Eversource offered no estimate, however, of how using the older methodology would have mitigated the proposed increase by allowing some cost recovery earlier. Eversource proposed Thursday that the increase be phased in.
Claire E. Coleman, the state’s consumer counsel, said her office would try to assess which method was best for stability and the interests of consumers.
“These are very complicated calculations, and the impacts of using forecasts versus actual costs are probably different for each of the cost components of the [rate adjustment] application,” Coleman said.
The criticism of PURA has a broader subtext: Eversource and Avangrid, the owner of United Illuminating, have been urging Gov. Ned Lamont not to reappoint Marissa P. Gillett, the authority’s chair, to another term.
Gillett declined comment on the filing.
Two lawmakers on the Energy and Technology Committee said they saw new messaging around the filing as part of the broader campaign against Gillett.
“It’s pretty clear that the utilities are not a great fan of Marissa Gillett,” said Sen. Ryan Fazio, R-Greenwich. “I think she has the interest of consumers at heart, and whether every decision she and the other commissioners make is right or wrong is a complicated question. Each of those decisions should be examined and judged on their merits.”
He called the campaign against her “untoward.”
Sen. Norm Needleman, D-Essex, co-chair of the committee, was blunter.
“In my opinion, they are just trying to get her fired. And that’s as simple as it is,” Needleman said.
Lamont has both praised Gillett for her close oversight of utilities’ expenses and rates, but he has urged her to work more collaboratively with her two colleagues on the PURA commission, as well as the companies.
The governor’s office reacted with caution Thursday night.
“We need to review the filing. We agree that we ought to work together to lower electric costs,” said Julia Bergman, the governor’s spokeswoman. “We’ll continue to collaborate with all the parties to do that.”
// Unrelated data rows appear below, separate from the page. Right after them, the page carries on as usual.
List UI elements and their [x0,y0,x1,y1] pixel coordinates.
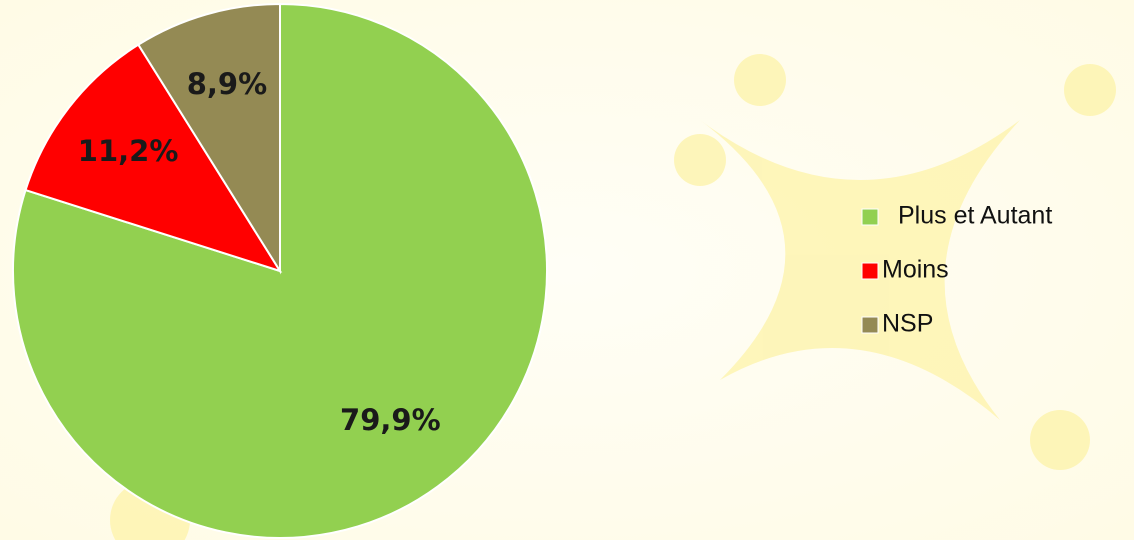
legend-label: Moins [882,256,949,284]
legend-swatch [861,316,879,334]
pie: 79,9% 11,2%8,9% [12,2,548,539]
pie-slice [24,43,283,273]
pie-slice [136,2,281,275]
data-label: 11,2% [78,134,179,168]
legend-label: NSP [882,310,933,338]
data-label: 79,9% [340,403,441,437]
legend-label: Plus et Autant [898,202,1052,230]
legend-swatch [861,208,879,226]
data-label: 8,9% [187,67,267,101]
legend: Plus et Autant Moins NSP [861,202,1052,338]
legend-swatch [861,262,879,280]
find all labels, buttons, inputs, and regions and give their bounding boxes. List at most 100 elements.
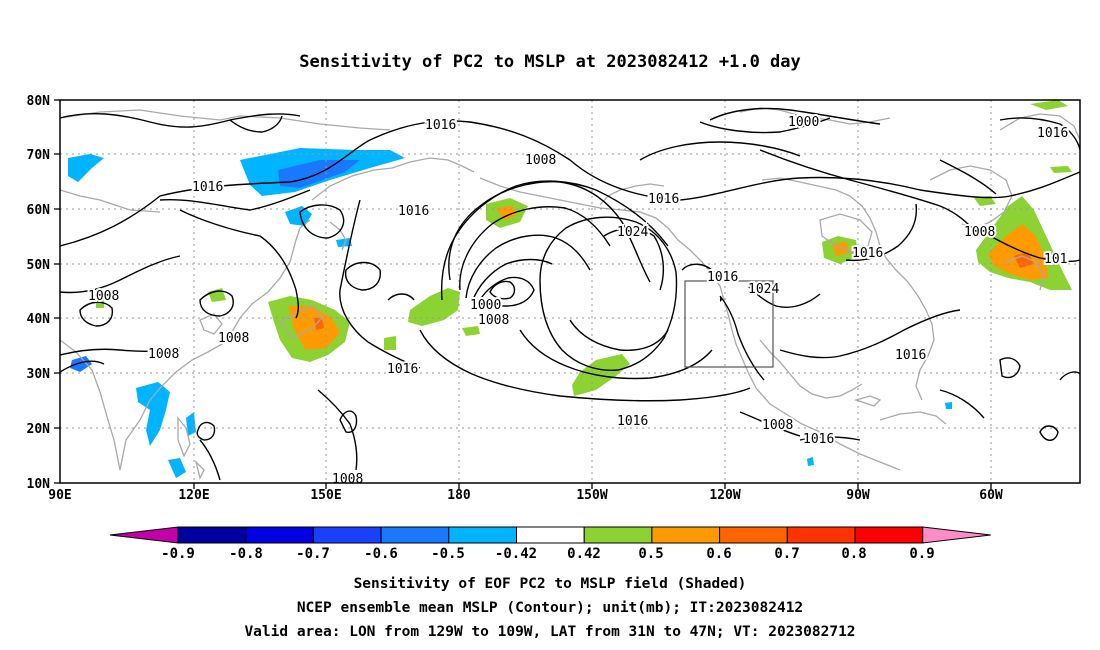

Whether the numbers are correct, the types of expenses claimed by Eversource clearly are recoverable, lawmakers said.
Fazio said the methodology challenged by Eversource did not change that.
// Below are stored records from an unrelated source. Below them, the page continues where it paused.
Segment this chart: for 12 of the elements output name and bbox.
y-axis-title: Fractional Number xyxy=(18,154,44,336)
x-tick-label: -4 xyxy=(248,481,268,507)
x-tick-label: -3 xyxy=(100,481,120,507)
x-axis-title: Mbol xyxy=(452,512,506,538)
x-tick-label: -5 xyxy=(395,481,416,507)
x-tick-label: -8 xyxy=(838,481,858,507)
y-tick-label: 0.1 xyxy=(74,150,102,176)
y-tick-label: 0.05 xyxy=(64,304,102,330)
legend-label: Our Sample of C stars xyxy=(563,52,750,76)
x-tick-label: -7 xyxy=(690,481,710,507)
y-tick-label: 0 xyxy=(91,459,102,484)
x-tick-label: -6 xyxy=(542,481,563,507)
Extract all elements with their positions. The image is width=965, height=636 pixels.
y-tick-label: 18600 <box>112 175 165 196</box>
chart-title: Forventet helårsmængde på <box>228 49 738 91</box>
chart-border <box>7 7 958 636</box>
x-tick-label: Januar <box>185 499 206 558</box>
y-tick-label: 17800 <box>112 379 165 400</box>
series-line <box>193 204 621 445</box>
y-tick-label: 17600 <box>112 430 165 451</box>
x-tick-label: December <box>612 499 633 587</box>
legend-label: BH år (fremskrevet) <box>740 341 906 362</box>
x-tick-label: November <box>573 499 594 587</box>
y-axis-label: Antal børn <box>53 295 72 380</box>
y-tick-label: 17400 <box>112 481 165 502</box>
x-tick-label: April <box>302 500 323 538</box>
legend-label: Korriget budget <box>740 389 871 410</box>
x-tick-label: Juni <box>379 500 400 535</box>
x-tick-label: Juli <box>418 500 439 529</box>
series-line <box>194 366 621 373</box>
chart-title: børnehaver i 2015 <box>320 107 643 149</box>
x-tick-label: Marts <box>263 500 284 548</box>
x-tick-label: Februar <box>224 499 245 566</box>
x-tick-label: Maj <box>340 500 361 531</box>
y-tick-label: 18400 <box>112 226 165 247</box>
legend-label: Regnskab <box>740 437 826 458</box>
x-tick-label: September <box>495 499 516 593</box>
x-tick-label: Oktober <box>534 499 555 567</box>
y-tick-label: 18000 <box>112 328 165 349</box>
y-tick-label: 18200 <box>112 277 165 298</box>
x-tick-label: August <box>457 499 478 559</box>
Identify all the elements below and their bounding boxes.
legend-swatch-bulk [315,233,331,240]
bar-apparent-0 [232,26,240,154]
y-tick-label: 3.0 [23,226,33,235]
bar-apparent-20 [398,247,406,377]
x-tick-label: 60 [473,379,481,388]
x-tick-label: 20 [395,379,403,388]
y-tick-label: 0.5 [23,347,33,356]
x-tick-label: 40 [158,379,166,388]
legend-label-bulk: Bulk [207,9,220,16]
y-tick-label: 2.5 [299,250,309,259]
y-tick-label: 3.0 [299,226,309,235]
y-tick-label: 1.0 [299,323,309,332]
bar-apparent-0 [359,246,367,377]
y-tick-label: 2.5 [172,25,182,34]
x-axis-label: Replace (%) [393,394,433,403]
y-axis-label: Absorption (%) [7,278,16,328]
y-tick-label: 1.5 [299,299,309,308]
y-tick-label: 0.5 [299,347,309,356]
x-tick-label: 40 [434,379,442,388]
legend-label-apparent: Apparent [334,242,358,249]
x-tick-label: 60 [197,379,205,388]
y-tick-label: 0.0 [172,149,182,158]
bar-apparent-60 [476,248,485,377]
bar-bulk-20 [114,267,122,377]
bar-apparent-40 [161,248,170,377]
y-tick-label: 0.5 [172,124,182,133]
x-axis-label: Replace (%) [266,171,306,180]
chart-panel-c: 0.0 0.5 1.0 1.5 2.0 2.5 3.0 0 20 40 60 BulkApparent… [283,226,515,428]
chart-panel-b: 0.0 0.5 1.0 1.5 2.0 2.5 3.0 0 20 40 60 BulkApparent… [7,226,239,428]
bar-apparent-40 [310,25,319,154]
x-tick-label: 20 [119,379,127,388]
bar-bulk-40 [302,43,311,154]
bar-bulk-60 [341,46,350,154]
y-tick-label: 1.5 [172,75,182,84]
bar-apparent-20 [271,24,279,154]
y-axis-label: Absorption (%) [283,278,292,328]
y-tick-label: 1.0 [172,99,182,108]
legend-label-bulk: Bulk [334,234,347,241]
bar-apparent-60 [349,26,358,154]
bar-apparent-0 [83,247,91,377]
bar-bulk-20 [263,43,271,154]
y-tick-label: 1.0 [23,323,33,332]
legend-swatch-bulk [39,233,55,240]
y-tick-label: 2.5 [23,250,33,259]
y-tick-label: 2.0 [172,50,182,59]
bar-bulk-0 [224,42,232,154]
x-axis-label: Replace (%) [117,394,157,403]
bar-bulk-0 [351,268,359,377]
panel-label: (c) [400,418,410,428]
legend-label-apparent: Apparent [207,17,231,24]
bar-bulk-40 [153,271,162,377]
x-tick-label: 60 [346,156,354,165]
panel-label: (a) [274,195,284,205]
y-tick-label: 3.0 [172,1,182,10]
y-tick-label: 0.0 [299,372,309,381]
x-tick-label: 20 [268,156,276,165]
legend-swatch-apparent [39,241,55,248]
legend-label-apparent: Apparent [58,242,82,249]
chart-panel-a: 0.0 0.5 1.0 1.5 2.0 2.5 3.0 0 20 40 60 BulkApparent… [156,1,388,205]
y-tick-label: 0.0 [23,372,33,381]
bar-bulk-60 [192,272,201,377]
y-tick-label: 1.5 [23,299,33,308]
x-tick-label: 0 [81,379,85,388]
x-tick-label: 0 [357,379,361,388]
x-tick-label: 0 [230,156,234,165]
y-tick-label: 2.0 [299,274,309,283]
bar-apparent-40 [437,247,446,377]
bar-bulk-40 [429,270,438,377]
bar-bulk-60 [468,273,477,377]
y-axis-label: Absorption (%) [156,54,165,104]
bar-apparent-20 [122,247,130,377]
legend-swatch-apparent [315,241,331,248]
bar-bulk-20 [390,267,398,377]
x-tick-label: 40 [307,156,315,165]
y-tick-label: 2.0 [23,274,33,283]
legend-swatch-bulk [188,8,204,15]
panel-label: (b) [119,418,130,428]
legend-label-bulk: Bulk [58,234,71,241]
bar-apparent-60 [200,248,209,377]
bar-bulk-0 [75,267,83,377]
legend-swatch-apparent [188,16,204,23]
“It’s a question of when they’re going to pay costs, not if they’re going to pay costs,” said Fazio, the ranking Senate Republican on the energy panel.
The ranking House Republican, Rep. Bill Buckbee of New Milford, blamed Democratic policies.
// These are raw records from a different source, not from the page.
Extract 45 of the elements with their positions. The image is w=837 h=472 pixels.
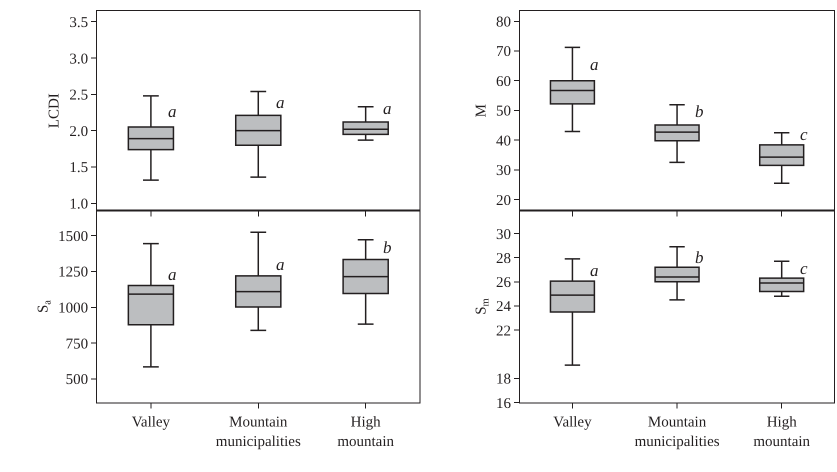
y-tick-label: 20 [496,192,512,209]
y-tick-label: 750 [66,336,88,352]
annotation: a [383,99,392,118]
y-tick-label: 22 [496,323,512,340]
y-tick-label: 60 [496,74,512,90]
annotation: a [590,261,598,280]
y-tick-label: 1.0 [69,196,88,213]
y-tick-label: 16 [496,396,512,412]
y-tick-label: 26 [496,275,512,292]
x-tick-label: High mountain [337,414,394,450]
annotation: c [800,125,808,144]
y-tick-label: 1000 [58,300,88,317]
annotation: b [695,248,704,267]
y-tick-label: 1250 [58,264,88,281]
annotation: b [695,102,704,121]
y-tick-label: 1500 [58,228,88,245]
annotation: b [383,238,392,257]
y-tick-label: 3.5 [69,14,88,31]
annotation: a [590,55,598,74]
y-tick-label: 70 [496,44,512,60]
y-tick-label: 30 [496,226,512,243]
y-tick-label: 30 [496,163,512,180]
y-tick-label: 28 [496,250,512,267]
y-tick-label: 2.0 [69,124,88,140]
y-axis-title: LCDI [46,93,63,128]
y-tick-label: 18 [496,372,512,388]
x-tick-label: Mountain municipalities [634,414,720,450]
y-tick-label: 2.5 [69,88,88,104]
annotation: a [276,255,284,274]
y-axis-title: M [473,104,490,118]
y-tick-label: 3.0 [69,51,88,68]
y-tick-label: 50 [496,104,512,120]
annotation: a [276,93,284,112]
y-tick-label: 80 [496,14,512,31]
y-tick-label: 40 [496,133,512,150]
x-tick-label: Mountain municipalities [216,414,301,450]
y-tick-label: 500 [66,372,88,388]
y-tick-label: 24 [496,299,512,316]
x-tick-label: High mountain [753,414,811,450]
annotation: a [168,102,176,121]
y-tick-label: 1.5 [69,160,88,176]
x-tick-label: Valley [553,414,592,431]
annotation: c [800,259,808,278]
annotation: a [168,265,176,284]
x-tick-label: Valley [132,414,171,431]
“This proposed rate increase comes at a time when residents simply cannot afford to pay more out of pocket to cover the financial ramifications of policy decisions that have been made by the Democrat-controlled legislature, the governor’s office, and his regulators,” Buckbee said.
Actually, the Millstone bill had more Republican support in the House than Democrats — Buckbee among them. In 2017, Republicans held half the seats in the Senate and were five short of a majority in the House. The governor was a Democrat, Dannel P. Malloy.
At the time, Millstone’s profits were eroded by competition from electricity generated by what then was plentiful and cheap natural gas, and its owner said its future was threatened without help.
The bill allowed the Department of Energy and Environmental Protection and PURA to permit Millstone to compete in a more favorable market against solar, wind and hydro power that commands higher prices.
What resulted was a fixed price for much of the electricity generated by Millstone. Eversource and Avangrid would buy it and immediately resell it on the competitive market.
When the market prices were low, the utilities took a loss that PURA would let them recover from ratepayers. When the prices rose, as occurred during the first year of the war in Ukraine, the utilities turned a profit on the Millstone power that flowed back to ratepayers.
Millstone’s electricity is once again above market rates, meaning UI and Eversource are owed a recovery of their costs.
“Now we’ve got to pay the piper,” said Rep. Jonathan Steinberg, D-Westport, co-chair of energy. “There’s not much way around it, and they stand on very firm ground with that one aspect.”